Mais voilà que cette disposition d’esprit, qui en fait, n’a été que de la roublardise, a montré ses insuffisances. Du moment que les résultats desdites enquêtes attendus par tous – Burkinabé et Ivoiriens – sont disponibles depuis le 10 novembre dernier, et enfoncent l’ancien chef rebelle du Mpci, la responsabilité revient dorénavant à la partie ivoirienne de s’autosaisir. Afin de situer à son tour les responsabilités et à en tirer toutes les conséquences. La pérennisation des bons rapports vieux de plusieurs décennies et entretenus avec sagesse par nos devanciers, avec son voisin du nord, en dépend. En ce sens que le pouvoir ivoirien devrait courageusement opérer un choix entre sa coopération avec ce pays voisin le Burkina Faso et son ressortissant fautif pour s’être ingéré dans une affaire intérieure à une puissance étrangère.

C’est là l’entière responsabilité qui revient au chef de l’Etat ivoirien. Soit Alassane Ouattara maintient sa confiance aveugle à un indélicat Soro Guillaume malgré des graves accusations de déstabilisation qui discréditent la Côte d’Ivoire dans sa politique étrangère. Soit le chef de l’Etat ivoirien fait le choix des rapports de bon voisinage avec le Burkina Faso. Si Ouattara passe par perte profit la délinquance politique des siens et il continue de faire confiance à Soro en dépit de l’implication de ce dernier dans l’action de subversion qui a coûté des vies au Burkina Faso, par sa faute la Côte d’Ivoire aura montré sous son mandat l’image d’un État voyou qui n’a aucun respect de la souveraineté d’un pays ami. Une telle option a le mérite de créer la méfiance entre notre pays et le reste du mode en général et ses voisins en particulier.

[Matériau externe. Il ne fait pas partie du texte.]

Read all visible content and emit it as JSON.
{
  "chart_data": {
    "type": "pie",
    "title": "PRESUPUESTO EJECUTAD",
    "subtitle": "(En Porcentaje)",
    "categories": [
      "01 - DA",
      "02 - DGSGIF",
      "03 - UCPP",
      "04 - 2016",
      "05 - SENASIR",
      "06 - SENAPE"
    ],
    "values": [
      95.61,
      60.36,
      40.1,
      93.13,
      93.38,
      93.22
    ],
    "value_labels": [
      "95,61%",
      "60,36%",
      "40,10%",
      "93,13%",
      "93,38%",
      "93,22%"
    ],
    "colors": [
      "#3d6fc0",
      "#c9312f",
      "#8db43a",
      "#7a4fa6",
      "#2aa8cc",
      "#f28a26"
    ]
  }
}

A l’inverse, si Alassane Ouattara fait le choix de sauvegarder les liens multiséculaires que la Côte d’Ivoire entretient depuis toujours avec le pays frère et ami qu’est le Burkina Faso, non seulement il se présente comme un chef responsable et sage qui ne badine pas avec la discipline, mais Alassane Ouattara montre également que le Burkina Faso peut continuer de faire confiance en la Côte d’Ivoire quelle que soit la situation qui prévaut. Du même coup, il donne l’exemple de bonne conduite tout en faisant et un clin d’œil aux autres États amis en leur disant qu’ils n’ont rien à craindre à continuer de coopérer avec notre pays. Si ta main droite devient source de péché, coupe-la de peur qu’elle ne gangrène tout le reste du corps, conseille l’évangile. Alassane Ouattara devrait s’en inspirer.